Title :
The NAIST ASR system for the 2015 Multi-Genre Broadcast challenge: On combination of deep learning systems using a rank-score function
Author :
Quoc Truong Do;Michael Heck;Sakriani Sakti;Graham Neubig;Tomoki Toda;Satoshi Nakamura
Author_Institution :
Augmented Human Communication Laboratory, Graduate School of Information Science, Nara Institute of Science and Technology, Nara, Japan
Abstract :
The Multi-Genre Broadcast challenge is an official challenge of the IEEE Automatic Speech Recognition and Understanding Workshop. This paper presents NAISTs contribution to the premiere of this challenge. The presented speech-to-text system for English makes use of various front-ends (e.g., MFCC, i-vector and FBANK), DNN acoustic models and several language models for decoding and rescoring (N-gram, RNNLM). Subsets of the training data with varying sizes were evaluated with respect to the overall training quality. Two speech segmentation systems were developed for the challenge, based on DNNs and GMM-HMMs. Recognition was performed in three stages: Decoding, lattice rescoring and system combination. This paper focuses on the system combination experiments and presents a rank-score based system weighting approach, which gave better performance compared to a normal system combination strategy.
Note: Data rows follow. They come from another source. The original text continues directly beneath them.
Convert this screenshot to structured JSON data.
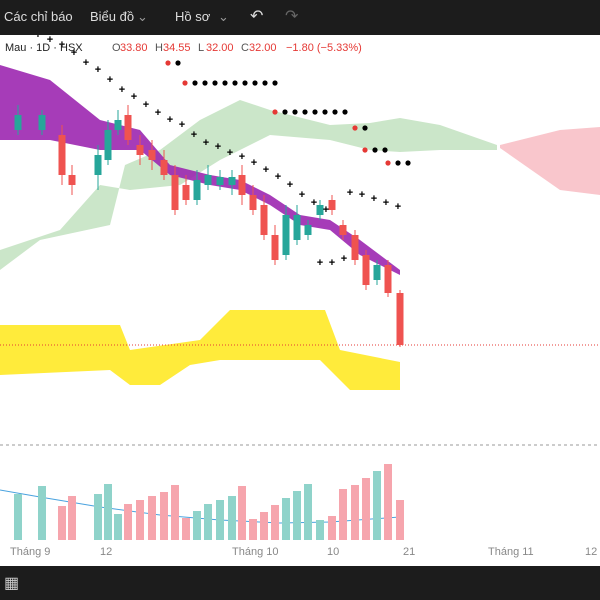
{
  "toolbar": {
    "items": [
      "Các chỉ báo",
      "Biểu đồ",
      "Hồ sơ"
    ]
  },
  "legend": {
    "symbol": "Mau · 1D · HSX",
    "ohlc": [
      {
        "label": "O",
        "value": "33.80"
      },
      {
        "label": "H",
        "value": "34.55"
      },
      {
        "label": "L",
        "value": "32.00"
      },
      {
        "label": "C",
        "value": "32.00"
      }
    ],
    "change": "−1.80 (−5.33%)"
  },
  "x_axis": {
    "labels": [
      "Tháng 9",
      "12",
      "Tháng 10",
      "10",
      "21",
      "Tháng 11",
      "12"
    ]
  }
}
The DNN based ASR system trained on MFCC + i-vector features with the sMBR training criterion gives the best performance of 27.8% WER, and thus significantly outperforms the baseline DNN-HMM sMBR yielding 33.7% WER.
Keywords :
"Training","Decoding","Speech","Mel frequency cepstral coefficient","Standards","Data models"
Conference_Titel :
Automatic Speech Recognition and Understanding (ASRU), 2015 IEEE Workshop on
DOI :
10.1109/ASRU.2015.7404858